A theoretical basis for MEV
Massimo Bartoletti, Roberto Zunino
TL;DR
The paper formalizes Maximal Extractable Value (MEV) on public blockchains by building an abstract, cryptography-inspired model where contracts are state-transition systems, actors hold finite token sets, and wealth is measured additively. It introduces a transaction-deducibility framework ${\kappa_{\mathcal{A}}}$ that captures how adversaries combine private knowledge with mempool data, defines MEV for any actor set ${MEV_{\mathcal{A}}}$, and extends this to a universal MEV via a minimax game with token redistributions ${\approx_{\$}}$, including a variant for 'bad MEV'. The authors prove key properties like existence, monotonicity with respect to mempools and wallets, and finite-mev realizability, then apply the theory to a suite of contracts (e.g., Whitelist, Blacklist, Bank, HTLC, AMM, Crowdfund, Bounty, Lending Pool) to classify MEV-freedom, revealing both MEV-free and attackable cases.

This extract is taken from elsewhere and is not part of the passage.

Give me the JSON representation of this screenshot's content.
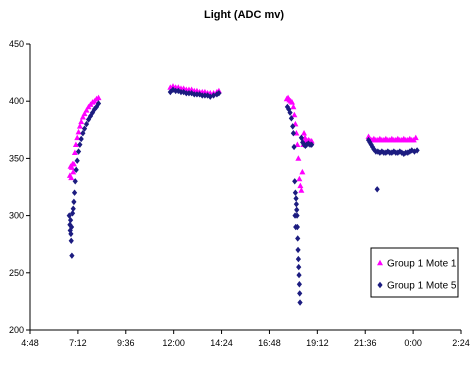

By providing formal definitions, proofs, and a benchmark of use cases, the work lays a rigorous foundation for analyzing and mitigating MEV in smart contracts and informs contract design to resist MEV exploitation.
Abstract
Maximal Extractable Value (MEV) refers to a wide class of economic attacks to public blockchains, where adversaries with the power to reorder, drop or insert transactions in a block can "extract" value from smart contracts. Empirical research has shown that mainstream DeFi protocols are massively targeted by these attacks, with detrimental effects on their users and on the blockchain network. Despite the increasing real-world impact of these attacks, their theoretical foundations remain insufficiently established. We propose a formal theory of MEV, based on a general, abstract model of blockchains and smart contracts. Our theory is the basis for proofs of security against MEV attacks.